Granulosa cells (GC) and theca were harvested from intact follicles (2.5-14mm) dissected from 8 pairs of ovaries collected with ethics committee approval. GC were also collected from IVF-flush. Cells were plated at 50,000 per well in 200microlitres of Medium 199. Theca was incubated as 2-3mg explants in 1ml M199. Cells from pooled small or large separate follicles were incubated with 5ng/ml Gn or 1mM 8-bromo-cAMP +/- 5ng/ml IGFBP-4 for a range of time points (3-48h). Following treatment with IGFBP-4, the cells were either restimulated with Gn or cell viability was assessed by trypan blue exclusion or MTT assay. Steroid and lactate accumulation in the medium was then determined.

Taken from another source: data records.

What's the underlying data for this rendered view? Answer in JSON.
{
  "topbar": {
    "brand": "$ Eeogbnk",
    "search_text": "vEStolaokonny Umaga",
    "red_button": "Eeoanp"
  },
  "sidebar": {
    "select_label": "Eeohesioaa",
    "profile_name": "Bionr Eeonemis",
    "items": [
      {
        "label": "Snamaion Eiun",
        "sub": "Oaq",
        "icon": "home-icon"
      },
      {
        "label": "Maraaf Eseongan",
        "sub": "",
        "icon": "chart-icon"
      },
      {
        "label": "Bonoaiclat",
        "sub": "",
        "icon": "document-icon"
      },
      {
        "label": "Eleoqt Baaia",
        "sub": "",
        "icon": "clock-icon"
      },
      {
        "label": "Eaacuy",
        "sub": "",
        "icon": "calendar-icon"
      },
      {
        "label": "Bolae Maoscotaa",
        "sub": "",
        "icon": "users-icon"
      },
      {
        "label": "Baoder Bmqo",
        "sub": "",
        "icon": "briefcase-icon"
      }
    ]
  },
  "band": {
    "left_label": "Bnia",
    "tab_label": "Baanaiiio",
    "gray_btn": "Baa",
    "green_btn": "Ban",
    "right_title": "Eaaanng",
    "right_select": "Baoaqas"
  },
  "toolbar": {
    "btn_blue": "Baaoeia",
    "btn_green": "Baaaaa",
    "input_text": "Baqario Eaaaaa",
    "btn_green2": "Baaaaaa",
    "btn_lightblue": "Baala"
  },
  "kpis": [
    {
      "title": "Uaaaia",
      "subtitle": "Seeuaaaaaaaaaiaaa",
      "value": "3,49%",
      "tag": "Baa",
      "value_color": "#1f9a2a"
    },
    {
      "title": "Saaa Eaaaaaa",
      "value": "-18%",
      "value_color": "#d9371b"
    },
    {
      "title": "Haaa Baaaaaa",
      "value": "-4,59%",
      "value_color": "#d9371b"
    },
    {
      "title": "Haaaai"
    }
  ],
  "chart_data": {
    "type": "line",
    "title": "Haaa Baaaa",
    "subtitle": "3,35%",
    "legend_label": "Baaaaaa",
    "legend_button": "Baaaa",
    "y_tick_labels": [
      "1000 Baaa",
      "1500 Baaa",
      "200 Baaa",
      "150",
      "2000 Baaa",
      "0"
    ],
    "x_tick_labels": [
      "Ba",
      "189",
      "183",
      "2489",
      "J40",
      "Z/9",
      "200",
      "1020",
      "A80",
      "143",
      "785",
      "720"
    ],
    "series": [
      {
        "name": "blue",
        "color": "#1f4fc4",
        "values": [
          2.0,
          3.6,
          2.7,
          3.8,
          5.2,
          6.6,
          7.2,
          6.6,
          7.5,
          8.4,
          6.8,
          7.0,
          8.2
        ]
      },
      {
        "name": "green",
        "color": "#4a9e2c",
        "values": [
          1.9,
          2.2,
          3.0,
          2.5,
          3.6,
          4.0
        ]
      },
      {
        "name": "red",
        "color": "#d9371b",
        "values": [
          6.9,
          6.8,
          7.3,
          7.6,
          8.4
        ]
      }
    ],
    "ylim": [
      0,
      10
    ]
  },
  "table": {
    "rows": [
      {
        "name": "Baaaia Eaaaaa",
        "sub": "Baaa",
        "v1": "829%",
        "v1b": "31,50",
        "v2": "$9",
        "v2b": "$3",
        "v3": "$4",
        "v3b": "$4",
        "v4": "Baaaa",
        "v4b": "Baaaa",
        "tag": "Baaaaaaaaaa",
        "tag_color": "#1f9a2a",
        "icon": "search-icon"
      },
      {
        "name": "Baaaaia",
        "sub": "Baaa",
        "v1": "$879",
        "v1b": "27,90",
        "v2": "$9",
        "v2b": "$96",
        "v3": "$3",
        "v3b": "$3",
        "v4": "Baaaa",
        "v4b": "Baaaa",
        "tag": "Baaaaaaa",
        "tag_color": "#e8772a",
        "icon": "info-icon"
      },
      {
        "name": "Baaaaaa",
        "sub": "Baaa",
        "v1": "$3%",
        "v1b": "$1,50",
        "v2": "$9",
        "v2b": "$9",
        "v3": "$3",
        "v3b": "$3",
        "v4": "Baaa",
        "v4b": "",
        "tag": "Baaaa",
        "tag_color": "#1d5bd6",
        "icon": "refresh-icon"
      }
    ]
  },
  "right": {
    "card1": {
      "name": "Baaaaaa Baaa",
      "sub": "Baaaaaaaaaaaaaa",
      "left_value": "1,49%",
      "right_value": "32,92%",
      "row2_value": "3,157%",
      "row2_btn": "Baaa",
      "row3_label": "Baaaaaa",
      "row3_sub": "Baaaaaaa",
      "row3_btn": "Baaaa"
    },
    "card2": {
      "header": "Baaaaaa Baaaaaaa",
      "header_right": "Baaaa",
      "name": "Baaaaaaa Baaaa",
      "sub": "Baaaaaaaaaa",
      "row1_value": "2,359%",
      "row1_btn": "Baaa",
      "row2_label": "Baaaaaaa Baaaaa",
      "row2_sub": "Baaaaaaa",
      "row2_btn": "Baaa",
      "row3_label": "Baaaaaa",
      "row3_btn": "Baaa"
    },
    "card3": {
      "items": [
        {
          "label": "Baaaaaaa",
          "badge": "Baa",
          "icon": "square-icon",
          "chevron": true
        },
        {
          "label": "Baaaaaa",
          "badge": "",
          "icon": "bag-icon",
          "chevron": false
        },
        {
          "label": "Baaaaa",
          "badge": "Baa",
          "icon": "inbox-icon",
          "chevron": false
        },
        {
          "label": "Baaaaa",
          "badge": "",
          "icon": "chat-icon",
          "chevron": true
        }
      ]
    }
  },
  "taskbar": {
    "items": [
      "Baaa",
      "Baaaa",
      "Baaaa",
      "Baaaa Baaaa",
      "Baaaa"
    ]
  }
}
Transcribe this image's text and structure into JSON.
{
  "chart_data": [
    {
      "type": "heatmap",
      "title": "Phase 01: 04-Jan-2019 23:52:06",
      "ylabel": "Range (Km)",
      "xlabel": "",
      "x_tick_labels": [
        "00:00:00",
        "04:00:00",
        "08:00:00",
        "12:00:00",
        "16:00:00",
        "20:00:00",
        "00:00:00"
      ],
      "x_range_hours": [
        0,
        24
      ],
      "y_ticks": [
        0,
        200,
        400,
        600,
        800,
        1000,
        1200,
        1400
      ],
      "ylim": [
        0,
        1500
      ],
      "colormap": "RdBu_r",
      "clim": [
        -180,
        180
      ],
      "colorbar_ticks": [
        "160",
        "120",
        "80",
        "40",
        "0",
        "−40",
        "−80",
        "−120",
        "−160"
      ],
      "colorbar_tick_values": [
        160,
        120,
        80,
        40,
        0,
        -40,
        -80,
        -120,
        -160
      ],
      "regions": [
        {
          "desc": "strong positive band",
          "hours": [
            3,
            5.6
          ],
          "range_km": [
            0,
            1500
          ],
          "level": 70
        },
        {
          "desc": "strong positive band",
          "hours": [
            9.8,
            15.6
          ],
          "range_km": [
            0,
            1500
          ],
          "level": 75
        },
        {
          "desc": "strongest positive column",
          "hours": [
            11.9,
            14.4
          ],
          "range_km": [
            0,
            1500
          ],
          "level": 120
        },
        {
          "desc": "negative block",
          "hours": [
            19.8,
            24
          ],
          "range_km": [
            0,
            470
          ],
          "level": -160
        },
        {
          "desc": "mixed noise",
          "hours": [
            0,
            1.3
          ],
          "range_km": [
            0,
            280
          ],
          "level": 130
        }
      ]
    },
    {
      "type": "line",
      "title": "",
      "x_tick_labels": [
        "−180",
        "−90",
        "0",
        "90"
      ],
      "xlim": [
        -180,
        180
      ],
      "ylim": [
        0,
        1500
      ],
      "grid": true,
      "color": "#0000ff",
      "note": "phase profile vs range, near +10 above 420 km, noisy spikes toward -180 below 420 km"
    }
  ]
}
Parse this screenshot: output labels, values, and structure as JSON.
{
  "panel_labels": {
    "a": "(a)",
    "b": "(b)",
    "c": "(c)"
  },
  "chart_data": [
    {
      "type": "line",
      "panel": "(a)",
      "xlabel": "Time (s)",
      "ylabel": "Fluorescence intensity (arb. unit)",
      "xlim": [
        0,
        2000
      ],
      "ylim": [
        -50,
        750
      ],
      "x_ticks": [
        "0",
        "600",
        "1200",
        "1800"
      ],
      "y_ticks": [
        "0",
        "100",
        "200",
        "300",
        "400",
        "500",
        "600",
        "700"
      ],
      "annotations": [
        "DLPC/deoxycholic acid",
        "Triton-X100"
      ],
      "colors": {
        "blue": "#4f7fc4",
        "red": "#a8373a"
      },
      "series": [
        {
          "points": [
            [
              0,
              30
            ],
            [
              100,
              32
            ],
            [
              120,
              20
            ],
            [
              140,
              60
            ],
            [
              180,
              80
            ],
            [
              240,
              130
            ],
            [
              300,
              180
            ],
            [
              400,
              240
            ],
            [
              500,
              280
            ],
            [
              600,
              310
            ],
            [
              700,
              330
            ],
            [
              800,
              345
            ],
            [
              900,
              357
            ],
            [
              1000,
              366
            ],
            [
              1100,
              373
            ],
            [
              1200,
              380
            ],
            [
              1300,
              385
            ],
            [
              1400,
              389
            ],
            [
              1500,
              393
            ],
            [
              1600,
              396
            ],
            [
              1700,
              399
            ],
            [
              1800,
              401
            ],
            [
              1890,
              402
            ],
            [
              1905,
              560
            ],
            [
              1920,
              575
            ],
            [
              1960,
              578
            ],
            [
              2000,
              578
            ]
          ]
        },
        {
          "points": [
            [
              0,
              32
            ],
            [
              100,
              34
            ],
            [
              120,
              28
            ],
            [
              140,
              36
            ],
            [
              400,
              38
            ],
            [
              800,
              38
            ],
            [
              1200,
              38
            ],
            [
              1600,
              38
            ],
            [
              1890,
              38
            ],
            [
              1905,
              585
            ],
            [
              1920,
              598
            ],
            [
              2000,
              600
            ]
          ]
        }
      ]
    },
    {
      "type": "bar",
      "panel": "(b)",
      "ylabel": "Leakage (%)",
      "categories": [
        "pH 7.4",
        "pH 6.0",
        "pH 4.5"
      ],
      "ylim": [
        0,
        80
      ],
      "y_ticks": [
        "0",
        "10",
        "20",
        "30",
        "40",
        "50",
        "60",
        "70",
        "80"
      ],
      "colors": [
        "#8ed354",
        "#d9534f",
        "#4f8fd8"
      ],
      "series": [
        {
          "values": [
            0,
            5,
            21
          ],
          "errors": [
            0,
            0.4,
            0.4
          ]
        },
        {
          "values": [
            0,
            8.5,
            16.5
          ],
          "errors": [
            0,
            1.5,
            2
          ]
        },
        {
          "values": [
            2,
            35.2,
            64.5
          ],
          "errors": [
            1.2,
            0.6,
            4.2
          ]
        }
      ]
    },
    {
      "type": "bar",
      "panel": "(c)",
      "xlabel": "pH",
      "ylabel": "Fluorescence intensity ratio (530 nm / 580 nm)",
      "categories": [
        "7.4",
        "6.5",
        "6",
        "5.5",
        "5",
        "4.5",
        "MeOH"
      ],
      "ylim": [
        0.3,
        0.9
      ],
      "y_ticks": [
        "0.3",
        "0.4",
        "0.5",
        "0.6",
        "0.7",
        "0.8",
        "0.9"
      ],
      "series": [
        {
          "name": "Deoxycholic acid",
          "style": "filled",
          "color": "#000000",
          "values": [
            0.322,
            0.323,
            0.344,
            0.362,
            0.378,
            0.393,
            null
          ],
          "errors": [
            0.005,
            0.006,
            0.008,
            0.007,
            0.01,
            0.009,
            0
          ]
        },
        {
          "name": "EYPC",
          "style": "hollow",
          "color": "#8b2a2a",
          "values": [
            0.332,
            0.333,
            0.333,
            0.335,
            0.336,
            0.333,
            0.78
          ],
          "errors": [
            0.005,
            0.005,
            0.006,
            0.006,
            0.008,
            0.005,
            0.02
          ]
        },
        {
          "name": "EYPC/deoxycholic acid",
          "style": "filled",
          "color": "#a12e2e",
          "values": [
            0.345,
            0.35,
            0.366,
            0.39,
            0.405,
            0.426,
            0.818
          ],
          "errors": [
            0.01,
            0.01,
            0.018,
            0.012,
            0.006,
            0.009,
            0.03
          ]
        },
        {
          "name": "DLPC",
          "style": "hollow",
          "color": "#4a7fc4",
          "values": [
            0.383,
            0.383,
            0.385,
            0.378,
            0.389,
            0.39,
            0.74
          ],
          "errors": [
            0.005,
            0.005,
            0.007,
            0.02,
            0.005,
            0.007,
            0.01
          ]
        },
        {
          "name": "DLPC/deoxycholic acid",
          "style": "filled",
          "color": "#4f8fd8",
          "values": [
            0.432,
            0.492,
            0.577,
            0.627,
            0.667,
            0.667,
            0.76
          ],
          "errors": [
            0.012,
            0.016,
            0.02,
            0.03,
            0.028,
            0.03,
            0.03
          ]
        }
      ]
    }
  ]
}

IGFBP-4 inhibited Gn-mediated steroidogenesis in GC within 3h of culture. However, no inhibition of 8-bromo-cAMP-stimulated steroid production was observed. IGFBP-4 also inhibited the effects of Gn on lactate accumulation in GC and theca after 48h. Cells exposed to IGFBP-4 could be restimulated by Gn and showed no difference in cell viability from controls.

In conclusion, IGFBP-4 has effects on more than one metabolic pathway in the ovary. The fact that IGFBP-4 effects are seen within 3h would suggest that IGFBP-4 is inhibiting steroidogenesis by a mechanism not involving synthesis of new proteins. It appears that IGFBP-4 is blocking steroidogenesis at a point upstream of cAMP in the Gn-mediated steroid pathway.

This project is supported by the Wellcome Trust.